How the Puritans Differ from the Pilgrims
Puritanism, which consists of the Puritans and the Pilgrim, was a group of believers that broke away from the Catholic Church after the English Reformation, which was brought about after the pope of the Catholic Church denied Henry VIII his intended divorce.
Although these two groups originated from the same place, they are having a lot of differences between them. The first notable difference was their timing of arrival into America from England. The Pilgrims, led by Robert Browne came earlier in the year 1620, having travelled from Holland aboard the Mayflower. They were fewer in number having endured a rough voyage and settled at Plymouth. The Puritans led under the leadership of John Foxe, arrived nearly a decade later records showing between the years 1629 and 1630. They arrived in many ships and settled in the Massachusetts Bay. They greatly outnumbered the earlier Pilgrim visitors.
The Puritans were reformers; they had an overall aim to reform the Anglican Church from within. They had a more rational understanding of the relationship between the Church and the State. They also believed that the Church of England was indeed they one true Church and remained loyal to England besides their style of worship. Although the Pilgrims, also known as the Separatists, were once one with the Puritans they broke away from them following the failure to realize certain ideas and also the belief that they shouldn’t compromise on their “purification” in the matter of Church and State. With this discontent they left England and are seen as the first to voyage to America.
The Puritans also gave a lot of emphasis to Religion and Education. Although not all Puritans that travelled aboard the Mayflower came for religious purpose some came to pursue better economic opportunities this made them have an upper hand in the society as they were ranked as the upper middle class. The Pilgrims for the most part were really poor, referred to as yeomen.

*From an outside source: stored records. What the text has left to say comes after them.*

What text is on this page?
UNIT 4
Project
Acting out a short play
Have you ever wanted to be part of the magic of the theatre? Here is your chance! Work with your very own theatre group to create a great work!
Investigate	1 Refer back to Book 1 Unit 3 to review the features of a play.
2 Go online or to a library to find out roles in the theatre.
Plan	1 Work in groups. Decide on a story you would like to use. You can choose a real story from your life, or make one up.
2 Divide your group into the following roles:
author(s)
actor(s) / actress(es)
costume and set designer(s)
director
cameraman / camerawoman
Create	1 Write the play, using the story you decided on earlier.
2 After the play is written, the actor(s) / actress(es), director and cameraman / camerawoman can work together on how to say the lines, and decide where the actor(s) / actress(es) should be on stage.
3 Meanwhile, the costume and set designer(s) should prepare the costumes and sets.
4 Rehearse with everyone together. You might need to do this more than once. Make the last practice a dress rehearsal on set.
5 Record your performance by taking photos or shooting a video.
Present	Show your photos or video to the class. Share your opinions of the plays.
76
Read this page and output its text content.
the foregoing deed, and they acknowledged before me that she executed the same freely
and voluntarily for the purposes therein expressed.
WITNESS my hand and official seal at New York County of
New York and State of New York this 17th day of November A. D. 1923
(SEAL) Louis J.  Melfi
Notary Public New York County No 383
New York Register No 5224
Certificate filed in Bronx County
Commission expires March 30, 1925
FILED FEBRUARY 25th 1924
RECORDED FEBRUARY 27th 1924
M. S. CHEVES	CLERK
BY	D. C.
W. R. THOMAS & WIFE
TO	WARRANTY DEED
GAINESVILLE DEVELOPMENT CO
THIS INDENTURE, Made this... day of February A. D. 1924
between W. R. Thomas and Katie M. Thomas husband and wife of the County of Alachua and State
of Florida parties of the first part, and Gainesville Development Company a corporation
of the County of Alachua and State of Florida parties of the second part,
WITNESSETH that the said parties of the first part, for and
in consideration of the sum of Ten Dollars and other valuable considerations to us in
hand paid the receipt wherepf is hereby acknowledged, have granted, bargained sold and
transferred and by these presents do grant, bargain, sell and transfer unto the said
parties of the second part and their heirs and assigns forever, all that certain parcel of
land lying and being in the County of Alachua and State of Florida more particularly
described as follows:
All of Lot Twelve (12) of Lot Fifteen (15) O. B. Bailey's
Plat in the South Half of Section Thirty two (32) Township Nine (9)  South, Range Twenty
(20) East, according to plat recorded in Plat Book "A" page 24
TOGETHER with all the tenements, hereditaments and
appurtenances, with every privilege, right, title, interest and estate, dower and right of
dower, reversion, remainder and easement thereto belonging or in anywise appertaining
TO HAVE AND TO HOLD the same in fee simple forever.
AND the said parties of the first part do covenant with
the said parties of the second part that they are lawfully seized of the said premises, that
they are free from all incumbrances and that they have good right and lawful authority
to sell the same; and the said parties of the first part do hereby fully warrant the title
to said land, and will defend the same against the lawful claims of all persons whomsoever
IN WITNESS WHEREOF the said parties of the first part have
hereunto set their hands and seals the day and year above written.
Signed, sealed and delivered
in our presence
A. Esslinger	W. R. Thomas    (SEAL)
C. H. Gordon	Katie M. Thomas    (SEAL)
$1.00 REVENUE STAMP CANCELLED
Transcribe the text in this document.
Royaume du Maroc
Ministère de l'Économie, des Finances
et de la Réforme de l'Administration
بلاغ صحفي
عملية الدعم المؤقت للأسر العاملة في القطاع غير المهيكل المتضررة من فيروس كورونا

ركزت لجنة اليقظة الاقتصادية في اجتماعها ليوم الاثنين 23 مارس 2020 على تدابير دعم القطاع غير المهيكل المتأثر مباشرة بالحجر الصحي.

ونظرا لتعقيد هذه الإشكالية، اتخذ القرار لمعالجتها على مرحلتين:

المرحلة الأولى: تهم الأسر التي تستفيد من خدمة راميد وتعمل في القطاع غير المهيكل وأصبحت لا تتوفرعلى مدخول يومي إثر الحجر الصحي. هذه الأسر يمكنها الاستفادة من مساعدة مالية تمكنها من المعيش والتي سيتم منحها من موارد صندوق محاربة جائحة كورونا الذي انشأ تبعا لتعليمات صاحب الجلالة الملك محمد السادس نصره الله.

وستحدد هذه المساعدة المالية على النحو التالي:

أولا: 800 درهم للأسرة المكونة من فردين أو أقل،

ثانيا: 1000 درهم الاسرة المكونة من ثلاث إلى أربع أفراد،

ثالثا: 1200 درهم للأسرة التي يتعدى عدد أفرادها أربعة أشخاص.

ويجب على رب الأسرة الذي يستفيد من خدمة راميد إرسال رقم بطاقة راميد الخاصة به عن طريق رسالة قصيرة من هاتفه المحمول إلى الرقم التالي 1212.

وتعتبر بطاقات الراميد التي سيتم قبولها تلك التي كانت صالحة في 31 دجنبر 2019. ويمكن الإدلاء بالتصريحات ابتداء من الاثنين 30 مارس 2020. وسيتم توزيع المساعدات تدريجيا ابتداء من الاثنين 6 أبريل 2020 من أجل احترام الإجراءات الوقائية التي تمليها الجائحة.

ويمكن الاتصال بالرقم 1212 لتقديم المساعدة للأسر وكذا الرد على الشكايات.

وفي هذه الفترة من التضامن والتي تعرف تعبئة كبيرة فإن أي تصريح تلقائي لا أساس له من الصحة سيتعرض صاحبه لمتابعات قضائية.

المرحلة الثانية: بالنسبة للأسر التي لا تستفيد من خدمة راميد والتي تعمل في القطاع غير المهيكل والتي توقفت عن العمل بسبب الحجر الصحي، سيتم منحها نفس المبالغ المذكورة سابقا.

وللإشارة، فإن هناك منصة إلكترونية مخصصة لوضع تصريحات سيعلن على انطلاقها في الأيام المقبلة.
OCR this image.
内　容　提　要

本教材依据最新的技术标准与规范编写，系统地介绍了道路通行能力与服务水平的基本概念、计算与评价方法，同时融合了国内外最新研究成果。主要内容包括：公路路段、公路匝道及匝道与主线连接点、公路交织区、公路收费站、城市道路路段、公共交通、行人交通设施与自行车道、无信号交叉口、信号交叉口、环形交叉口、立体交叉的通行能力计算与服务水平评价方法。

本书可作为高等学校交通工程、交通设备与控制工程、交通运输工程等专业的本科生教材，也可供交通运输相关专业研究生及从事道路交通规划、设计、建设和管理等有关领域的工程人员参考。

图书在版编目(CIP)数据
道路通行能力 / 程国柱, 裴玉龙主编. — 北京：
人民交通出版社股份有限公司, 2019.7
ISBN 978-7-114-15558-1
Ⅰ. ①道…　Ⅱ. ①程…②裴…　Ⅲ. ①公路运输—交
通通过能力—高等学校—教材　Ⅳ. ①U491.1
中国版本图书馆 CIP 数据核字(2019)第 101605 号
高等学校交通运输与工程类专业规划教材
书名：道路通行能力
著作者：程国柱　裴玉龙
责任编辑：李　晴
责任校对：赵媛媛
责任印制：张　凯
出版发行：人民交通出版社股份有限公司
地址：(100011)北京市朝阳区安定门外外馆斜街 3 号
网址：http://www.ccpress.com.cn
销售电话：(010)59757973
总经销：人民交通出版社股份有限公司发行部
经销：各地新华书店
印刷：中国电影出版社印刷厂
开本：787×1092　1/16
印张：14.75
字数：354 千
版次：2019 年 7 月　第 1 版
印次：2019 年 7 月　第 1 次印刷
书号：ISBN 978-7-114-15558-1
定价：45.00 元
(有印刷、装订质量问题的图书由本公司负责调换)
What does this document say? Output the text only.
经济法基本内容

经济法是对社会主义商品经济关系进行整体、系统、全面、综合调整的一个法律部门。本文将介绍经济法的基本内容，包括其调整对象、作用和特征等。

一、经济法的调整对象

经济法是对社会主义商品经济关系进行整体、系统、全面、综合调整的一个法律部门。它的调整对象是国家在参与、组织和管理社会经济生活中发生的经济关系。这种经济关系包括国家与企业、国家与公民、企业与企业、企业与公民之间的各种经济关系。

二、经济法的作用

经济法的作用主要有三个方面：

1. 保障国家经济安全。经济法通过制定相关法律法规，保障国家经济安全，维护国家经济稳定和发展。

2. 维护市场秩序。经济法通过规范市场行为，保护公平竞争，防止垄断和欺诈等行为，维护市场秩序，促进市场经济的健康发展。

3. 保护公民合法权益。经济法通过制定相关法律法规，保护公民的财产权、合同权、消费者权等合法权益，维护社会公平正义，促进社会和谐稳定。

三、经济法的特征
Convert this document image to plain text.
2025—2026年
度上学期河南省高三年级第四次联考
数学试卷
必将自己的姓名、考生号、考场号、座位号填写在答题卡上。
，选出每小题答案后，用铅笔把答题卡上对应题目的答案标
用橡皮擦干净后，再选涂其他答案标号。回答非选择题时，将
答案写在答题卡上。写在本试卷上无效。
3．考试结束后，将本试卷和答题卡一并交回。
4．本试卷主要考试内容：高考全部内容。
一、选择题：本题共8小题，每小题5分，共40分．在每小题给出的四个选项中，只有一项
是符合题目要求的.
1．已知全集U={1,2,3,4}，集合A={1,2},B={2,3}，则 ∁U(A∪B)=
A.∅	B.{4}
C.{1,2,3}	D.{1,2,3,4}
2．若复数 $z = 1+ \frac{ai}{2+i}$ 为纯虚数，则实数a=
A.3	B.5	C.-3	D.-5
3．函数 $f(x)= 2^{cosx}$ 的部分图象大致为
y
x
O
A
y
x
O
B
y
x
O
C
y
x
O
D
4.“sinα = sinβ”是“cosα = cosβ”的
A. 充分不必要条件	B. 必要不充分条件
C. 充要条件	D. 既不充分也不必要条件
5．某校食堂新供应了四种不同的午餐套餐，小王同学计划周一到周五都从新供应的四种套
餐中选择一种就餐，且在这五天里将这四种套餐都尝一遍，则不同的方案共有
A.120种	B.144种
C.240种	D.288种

The pilgrims had a more democratic system of governance. Having developed a sort of covenant, their leaders and members were equal with clear separation of the State and Church. The puritans system of governance was more theocratic. Having retained the English system in which the leaders were given the divine to rule and authority over the people. In this system of governance the State and Church overlapped.
As much as the two people have the same origin, the puritans and the pilgrims are very much different.